Secondary structure prediction of pre-mRNA sequence. Secondary structure of the wt pre-mRNA sequence (A) and the mutated pre-mRNA sequence (B) predicted by mfold. Many of the 5′ donor splice site residues (5 residues: −1U, +1G, +2U, +3A, and +7C) that bind to U1 snRNA were observed to be free in the wt sequence but prebound or physically constrained in a double-stranded form in the mutated sequence. The regions corresponding to residues that bind to U1 snRNA are marked by the lavender-shaded area. The mutated residue locations are also marked by the magenta-shaded area and identified by a thick arrow. The inset images in each panel correspond to a close-up view of the region of pre-mRNA that binds to U1 snRNA in the 3-dimensional model of the wt and mutated structures generated from mfold secondary structure prediction on the RNAComposer Web server.

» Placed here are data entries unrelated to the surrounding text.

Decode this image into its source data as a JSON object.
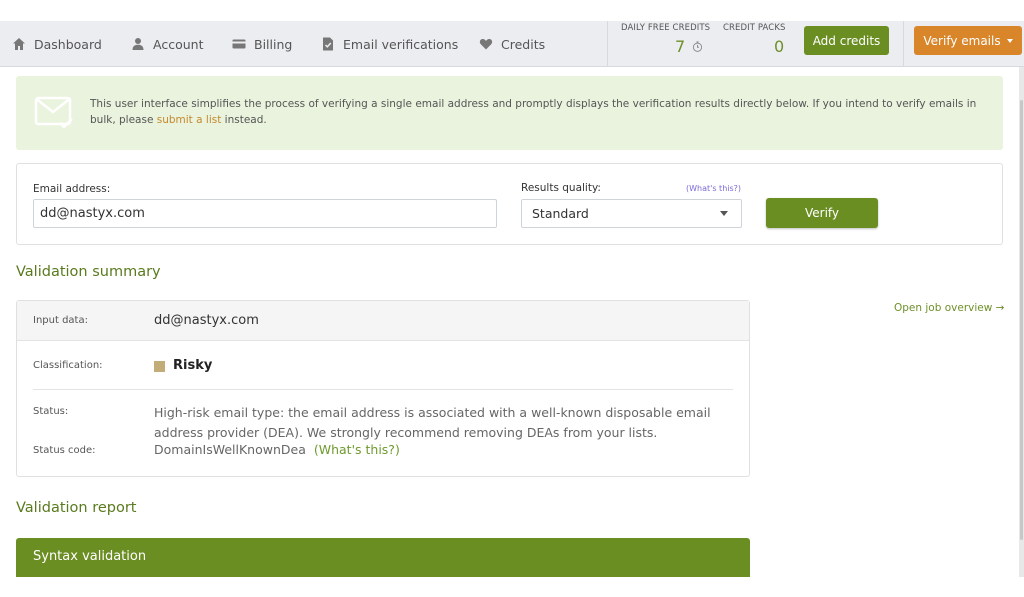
{
  "nav": {
    "items": [
      {
        "label": "Dashboard",
        "icon": "home-icon"
      },
      {
        "label": "Account",
        "icon": "user-icon"
      },
      {
        "label": "Billing",
        "icon": "credit-card-icon"
      },
      {
        "label": "Email verifications",
        "icon": "document-check-icon"
      },
      {
        "label": "Credits",
        "icon": "heart-icon"
      }
    ],
    "daily_free_credits_label": "DAILY FREE CREDITS",
    "daily_free_credits_value": "7",
    "credit_packs_label": "CREDIT PACKS",
    "credit_packs_value": "0",
    "add_credits_label": "Add credits",
    "verify_emails_label": "Verify emails"
  },
  "banner": {
    "text_before_link": "This user interface simplifies the process of verifying a single email address and promptly displays the verification results directly below. If you intend to verify emails in bulk, please ",
    "link_text": "submit a list",
    "text_after_link": " instead."
  },
  "form": {
    "email_label": "Email address:",
    "email_value": "dd@nastyx.com",
    "quality_label": "Results quality:",
    "quality_help": "(What's this?)",
    "quality_value": "Standard",
    "verify_label": "Verify"
  },
  "summary": {
    "title": "Validation summary",
    "open_job_label": "Open job overview →",
    "input_label": "Input data:",
    "input_value": "dd@nastyx.com",
    "classification_label": "Classification:",
    "classification_value": "Risky",
    "classification_color": "#c2ad78",
    "status_label": "Status:",
    "status_value": "High-risk email type: the email address is associated with a well-known disposable email address provider (DEA). We strongly recommend removing DEAs from your lists.",
    "status_code_label": "Status code:",
    "status_code_value": "DomainIsWellKnownDea",
    "status_code_help": "(What's this?)"
  },
  "report": {
    "title": "Validation report",
    "syntax_label": "Syntax validation"
  },
  "colors": {
    "brand_green": "#6b8e23",
    "brand_orange": "#d9862b",
    "banner_bg": "#eaf3dd"
  }
}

The model structure is depicted in stick format (light green). The residues that bind to U1 snRNA are shown in blue. Hydrogen bonds are depicted as magenta dots.

Figure 5

Hypothetical U1 snRNA–pre-mRNA complex structure. The main image represents the secondary structure depiction of the hypothetical U1 snRNA–pre-mRNA complex derived from the RNAcofold server. The inset images show the secondary structure and the tertiary structure generated from the same secondary structure prediction in closer detail. In the secondary structure (lower inset), the residues of U1 snRNA are shown in dark green, whereas the residues of the pre-mRNA participating in the interaction with U1 snRNA are red. The canonical base pairing is shown by lines, whereas noncanonical ones are represented by a blue dot. The tertiary structure (upper inset) is depicted in stick format. U1 snRNA is shown in light green, whereas the pre-mRNA interacting residues are red. The rest of the pre-mRNA is gray.